5. Overgeneralizing – Overgeneralizing is deciding that negative experiences describe your life completely. For example, “I always ruin everything.” or “They never do this.” Such global statements are unkind, depressing, and usually inaccurate to some degree. Use more precise language like “Some of my skills are not yet developed.” or “Sometimes they don’t do this.” You can then find small ways to improve the situation and simultaneously notice what IS going well. 

6. Labeling – Using a term as though it describes a person completely such as, “I’m such a loser.” Humans are more complex than one simple term can describe. Instead, confine labels to behaviors. “That was a silly thing to do.”

7. Dwelling in the negative – When a negative situation occurs within the context of something pleasant or okay, however, we focus on the one negative aspect. For example, one pleasant evening, your spouse does something annoying, and you focus on that particular behavior, and allow it to ruin the entire evening and possibly negatively impact your marriage. Or, your teenager comes home with good grades except for one F. Focusing on the F vs. seeing the hard work they have done can leave them with feelings of low self-esteem and a more challenging parent-child relationship. A solution to this habit includes re-examining your options. “What pleasing things can I still find to enjoy?” “What went right?” “How would someone with sound self-esteem view this situation?”

8. Rejecting the positive – Dwelling on the negative overlooks the positive aspects and keeps our self-esteem low. For example, someone compliments you on a job well done and you reply, “That was really nothing. Anyone could do that.” If you can give someone else the credit for doing well, why not do the same for yourself?

9. Unfavorable comparisons – This is poison to your self-worth! When comparing yourself to others, you minimize your strengths and maximize others’ strengths, focusing on being inadequate or inferior to others. For example, “I am just a mom. She is the owner of a successful company.” Challenge this distortion by asking yourself, “Why must I compare?” “What keeps me from appreciating each person’s strengths and weaknesses?” Another’s contributions are not necessarily better, just different.”

10. Catastrophizing – When you believe that something is a catastrophe, you magnify how horrible the situation is and convince ourselves that we are not capable of coping with it. The reality is that we CAN handle most situations even though they are unpleasant, inconvenient or challenging.
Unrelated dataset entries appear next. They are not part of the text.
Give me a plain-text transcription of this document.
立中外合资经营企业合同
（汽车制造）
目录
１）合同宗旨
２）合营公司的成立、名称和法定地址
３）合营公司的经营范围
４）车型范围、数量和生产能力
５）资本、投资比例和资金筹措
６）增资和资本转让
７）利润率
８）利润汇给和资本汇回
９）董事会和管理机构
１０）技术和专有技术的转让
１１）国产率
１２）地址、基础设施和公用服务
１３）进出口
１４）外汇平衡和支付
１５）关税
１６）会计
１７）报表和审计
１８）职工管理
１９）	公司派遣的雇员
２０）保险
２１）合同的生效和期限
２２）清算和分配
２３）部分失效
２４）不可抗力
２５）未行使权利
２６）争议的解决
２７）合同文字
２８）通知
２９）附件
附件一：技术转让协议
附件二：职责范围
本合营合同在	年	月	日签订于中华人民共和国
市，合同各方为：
To challenge this belief, we can ask ourselves, “What are the odds of this happening?” or “What is the worst thing that can happen?”

11. Personalizing – Seeing yourself more a part of a situation than you really are. For example, when a child misbehaves and the mom thinks she is a bad mom because he misbehaved. To combat this distortion, distinguish between what influences another situation vs. causes the situation. Also, instead of thinking, “What is wrong with me?” one might say “This is a difficult task.”

12. Blaming – (This is a nasty relationship habit!!!) This is the opposite of personalizing…not taking any responsibility for what happens to you. Placing all the blame on someone or something outside of yourself. This is putting you in victim mode, too powerless to cope. A more empowered way to deal with a situation is to recognize the influences of the situation but also see what part you have control over. “Yes, she reacted very unfairly, but I choose not to be bitter and cynical.” Or “I did not complete the project in a timely manner. I will plan better next time.” The focus is not on judgment of the core self, but behaviors.

13. Making Feelings Fact – Making feelings facts is taking one’s feelings as proof of the way things really are. “I feel inadequate, so I must be inadequate.”

What is a thought you COULD have about your life that could take you from the outcomes you have been getting in “stuck” mode to the outcome you want?

Good behavior habits begin with good thought habits!